When I was seated she handed me the menu and took my drink order for an iced tea with lemon which she quickly brought back to me.  I reviewed the menu to get an overview of the fare but I quickly found the pizza I wanted.  It was a 20” “Nugget Special.”  (Obviously, I planned on bringing most of it home so that in the days following I could continue to be comforted).

The combination for this pizza included pepperoni, sausage, green peppers, onions, ham, black olives, mushrooms and fresh garlic.  When my server, Glenn came to the table to take my order, I asked if we could skip the black olives and do a little extra garlic on the pizza.  “Not a problem,” he replied.  I love olives of all descriptions – but generally I don’t care for them on pizza.

During the fifteen minutes I waited for my freshly made pizza to arrive I looked around the restaurant.  It was simply appointed with some nice Italian-style prints neatly framed on the walls.  The place was nicely lit and in the background some traditional Italian songs were being played.  This inevitably included some oldies but goodies that were recorded by Frank Sinatra and Perry Como.

I sipped on my iced tea taking in the place’s ambiance.  It was basic but comfortable.  Then Glenn came to the table and placed a large tray next to my table.  Could the arrival of my pizza be far behind?

A few minutes later, my monster pizza arrived on its metal tray and was placed next to my table.  Glen took the large pointed pizza spatula and made two incisions in this masterpiece which bubbled happily as it looked forward to comforting me.  He placed a slice on my oversized pizza plate and I began to eat. 

It was fantastic.  Great crust, great sauce, loaded with toppings and cheese and piping hot.  I tossed on some oregano and some crushed peppers.  I was in hog heaven.  I had found an incredibly great pizza!  I ate that slice and a second and a third (can you say “oink”) and Glenn boxed the remaining five pieces for me to take home.

When I got my bill I noticed that I hadn’t been charged for my beverage and I brought that to Glenn’s attention.  He told me that it was their policy that beverages were included in the price of the meal – which, incidentally, was $17.  This was $13 less expensive for a larger and far superior pie than the one I had gotten from Dom DeMarco’s.

I left Glenn a 25% tip and asked to speak to the manager – but he was unavailable.  I did call later to talk with him to let him know how impressed I was with the service, his restaurant and their pizza.  I know that he appreciated the compliment.  I will definitely spread the word about this fine establishment.  Well, I guess in writing this I have already started doing that.

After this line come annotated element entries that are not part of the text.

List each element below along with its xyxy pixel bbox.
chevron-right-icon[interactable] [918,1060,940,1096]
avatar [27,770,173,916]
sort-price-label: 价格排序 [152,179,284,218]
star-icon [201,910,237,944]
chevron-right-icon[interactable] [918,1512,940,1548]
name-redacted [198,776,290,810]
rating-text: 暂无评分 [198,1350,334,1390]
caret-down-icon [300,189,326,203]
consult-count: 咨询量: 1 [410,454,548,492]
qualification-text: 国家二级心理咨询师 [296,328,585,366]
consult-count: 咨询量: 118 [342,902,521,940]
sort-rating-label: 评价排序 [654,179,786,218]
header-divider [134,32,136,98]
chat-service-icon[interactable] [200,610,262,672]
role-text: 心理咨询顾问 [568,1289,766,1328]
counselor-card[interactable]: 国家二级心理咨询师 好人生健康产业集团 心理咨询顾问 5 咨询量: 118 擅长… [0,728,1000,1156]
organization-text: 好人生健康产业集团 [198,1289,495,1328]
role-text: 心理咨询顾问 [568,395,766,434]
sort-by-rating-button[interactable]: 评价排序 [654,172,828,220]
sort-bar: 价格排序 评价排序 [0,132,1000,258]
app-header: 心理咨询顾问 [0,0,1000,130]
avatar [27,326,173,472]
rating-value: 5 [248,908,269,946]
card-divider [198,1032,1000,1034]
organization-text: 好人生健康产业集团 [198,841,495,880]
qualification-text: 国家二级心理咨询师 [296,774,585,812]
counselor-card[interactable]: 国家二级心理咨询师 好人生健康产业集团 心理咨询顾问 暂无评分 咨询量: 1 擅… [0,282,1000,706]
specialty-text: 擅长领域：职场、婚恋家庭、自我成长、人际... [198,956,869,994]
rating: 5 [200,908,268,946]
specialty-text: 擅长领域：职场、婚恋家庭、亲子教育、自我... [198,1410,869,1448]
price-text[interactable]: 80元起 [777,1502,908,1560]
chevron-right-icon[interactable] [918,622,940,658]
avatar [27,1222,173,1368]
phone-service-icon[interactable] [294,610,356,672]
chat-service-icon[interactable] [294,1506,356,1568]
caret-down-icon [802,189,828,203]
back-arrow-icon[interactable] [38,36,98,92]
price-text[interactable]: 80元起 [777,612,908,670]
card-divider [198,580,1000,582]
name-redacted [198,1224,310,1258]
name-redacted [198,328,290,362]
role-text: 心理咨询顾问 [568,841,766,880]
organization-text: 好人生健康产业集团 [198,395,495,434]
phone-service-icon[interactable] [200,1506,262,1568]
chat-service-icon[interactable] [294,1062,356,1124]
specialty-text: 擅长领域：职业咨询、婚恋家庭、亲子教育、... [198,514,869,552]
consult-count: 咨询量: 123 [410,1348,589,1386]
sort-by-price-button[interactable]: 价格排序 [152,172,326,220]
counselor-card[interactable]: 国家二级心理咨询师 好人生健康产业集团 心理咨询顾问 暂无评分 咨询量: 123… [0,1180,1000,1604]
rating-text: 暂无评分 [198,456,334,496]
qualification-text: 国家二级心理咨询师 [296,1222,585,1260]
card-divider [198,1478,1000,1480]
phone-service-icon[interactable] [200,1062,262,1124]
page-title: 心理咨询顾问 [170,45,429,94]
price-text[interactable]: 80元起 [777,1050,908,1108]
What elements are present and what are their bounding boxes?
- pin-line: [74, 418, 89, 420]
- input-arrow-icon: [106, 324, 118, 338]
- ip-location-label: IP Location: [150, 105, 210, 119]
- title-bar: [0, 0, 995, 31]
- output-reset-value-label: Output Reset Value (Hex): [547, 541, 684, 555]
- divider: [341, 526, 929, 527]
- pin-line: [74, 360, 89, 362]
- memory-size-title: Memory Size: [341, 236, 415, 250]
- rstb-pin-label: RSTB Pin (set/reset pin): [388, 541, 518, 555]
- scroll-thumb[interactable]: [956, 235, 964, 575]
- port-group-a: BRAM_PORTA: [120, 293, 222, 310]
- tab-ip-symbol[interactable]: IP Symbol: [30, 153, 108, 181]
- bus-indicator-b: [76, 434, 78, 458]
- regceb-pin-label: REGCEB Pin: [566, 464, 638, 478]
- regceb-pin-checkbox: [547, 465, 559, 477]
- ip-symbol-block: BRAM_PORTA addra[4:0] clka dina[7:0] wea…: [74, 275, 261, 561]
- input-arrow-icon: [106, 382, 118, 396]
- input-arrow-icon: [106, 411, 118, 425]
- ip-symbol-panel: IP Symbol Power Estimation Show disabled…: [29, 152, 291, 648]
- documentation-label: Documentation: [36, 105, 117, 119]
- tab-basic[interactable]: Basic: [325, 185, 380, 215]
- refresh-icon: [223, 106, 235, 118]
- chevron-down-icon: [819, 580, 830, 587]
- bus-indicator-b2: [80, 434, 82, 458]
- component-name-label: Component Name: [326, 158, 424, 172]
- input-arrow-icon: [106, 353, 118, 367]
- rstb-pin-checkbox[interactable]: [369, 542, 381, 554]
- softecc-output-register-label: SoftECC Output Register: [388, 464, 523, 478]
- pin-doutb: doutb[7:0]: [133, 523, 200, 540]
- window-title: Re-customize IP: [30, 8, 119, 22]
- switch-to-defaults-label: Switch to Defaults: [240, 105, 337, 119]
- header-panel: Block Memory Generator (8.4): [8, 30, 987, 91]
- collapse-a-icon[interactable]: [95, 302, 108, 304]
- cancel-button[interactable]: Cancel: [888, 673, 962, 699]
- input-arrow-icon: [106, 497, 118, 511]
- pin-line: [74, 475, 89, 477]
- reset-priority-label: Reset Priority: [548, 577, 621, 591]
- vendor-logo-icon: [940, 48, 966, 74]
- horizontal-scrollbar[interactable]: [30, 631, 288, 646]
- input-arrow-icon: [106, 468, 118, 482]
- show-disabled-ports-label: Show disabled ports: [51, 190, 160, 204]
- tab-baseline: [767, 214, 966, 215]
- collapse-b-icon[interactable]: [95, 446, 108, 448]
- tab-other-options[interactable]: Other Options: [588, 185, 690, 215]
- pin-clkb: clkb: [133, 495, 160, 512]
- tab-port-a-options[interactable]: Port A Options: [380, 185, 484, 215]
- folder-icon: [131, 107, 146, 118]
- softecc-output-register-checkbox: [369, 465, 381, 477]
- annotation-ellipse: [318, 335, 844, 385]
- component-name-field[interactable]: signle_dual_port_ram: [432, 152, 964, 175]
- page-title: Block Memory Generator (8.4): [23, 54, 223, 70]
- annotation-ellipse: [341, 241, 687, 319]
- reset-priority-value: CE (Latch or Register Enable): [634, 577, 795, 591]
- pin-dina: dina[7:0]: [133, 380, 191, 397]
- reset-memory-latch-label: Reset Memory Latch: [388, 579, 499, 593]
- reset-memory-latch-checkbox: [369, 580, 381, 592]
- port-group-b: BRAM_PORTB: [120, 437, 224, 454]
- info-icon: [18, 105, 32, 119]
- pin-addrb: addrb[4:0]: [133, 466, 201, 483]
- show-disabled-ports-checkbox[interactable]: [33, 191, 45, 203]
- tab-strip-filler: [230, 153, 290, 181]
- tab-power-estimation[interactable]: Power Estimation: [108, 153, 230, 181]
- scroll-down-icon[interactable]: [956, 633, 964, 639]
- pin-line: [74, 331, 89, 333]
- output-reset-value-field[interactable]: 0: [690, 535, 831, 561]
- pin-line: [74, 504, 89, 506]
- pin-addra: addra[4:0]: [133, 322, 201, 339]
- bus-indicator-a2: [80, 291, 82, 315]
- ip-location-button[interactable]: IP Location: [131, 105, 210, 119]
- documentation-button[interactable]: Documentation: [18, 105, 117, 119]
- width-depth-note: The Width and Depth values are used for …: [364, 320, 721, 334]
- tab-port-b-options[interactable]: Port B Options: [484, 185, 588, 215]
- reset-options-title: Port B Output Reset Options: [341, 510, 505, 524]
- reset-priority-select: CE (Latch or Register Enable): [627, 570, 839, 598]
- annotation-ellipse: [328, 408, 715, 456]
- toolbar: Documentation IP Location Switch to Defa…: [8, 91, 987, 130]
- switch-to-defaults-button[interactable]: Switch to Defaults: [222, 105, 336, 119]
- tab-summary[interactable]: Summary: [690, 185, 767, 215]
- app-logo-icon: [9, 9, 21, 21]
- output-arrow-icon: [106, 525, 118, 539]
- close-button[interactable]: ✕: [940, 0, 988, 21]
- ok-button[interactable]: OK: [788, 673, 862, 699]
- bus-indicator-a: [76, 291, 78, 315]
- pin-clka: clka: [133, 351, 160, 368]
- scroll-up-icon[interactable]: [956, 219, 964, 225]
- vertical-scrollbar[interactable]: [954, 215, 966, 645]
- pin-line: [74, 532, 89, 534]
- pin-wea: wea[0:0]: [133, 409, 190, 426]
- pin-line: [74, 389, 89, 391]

I have a few more comfort meals coming out of this adventure and I have finally reached my goal of finding a great pizza out west.  Now that that is out of the way, I guess I’ll turn to my other goal which is to find the solution for finally achieving world peace.

It’s just a thought, but I wonder if we assembled all of the world’s leaders and sent them to have a meal at Uncle Angelo’s Pizza Joint it might just improve their attitudes. 

And in that, we could all take comfort.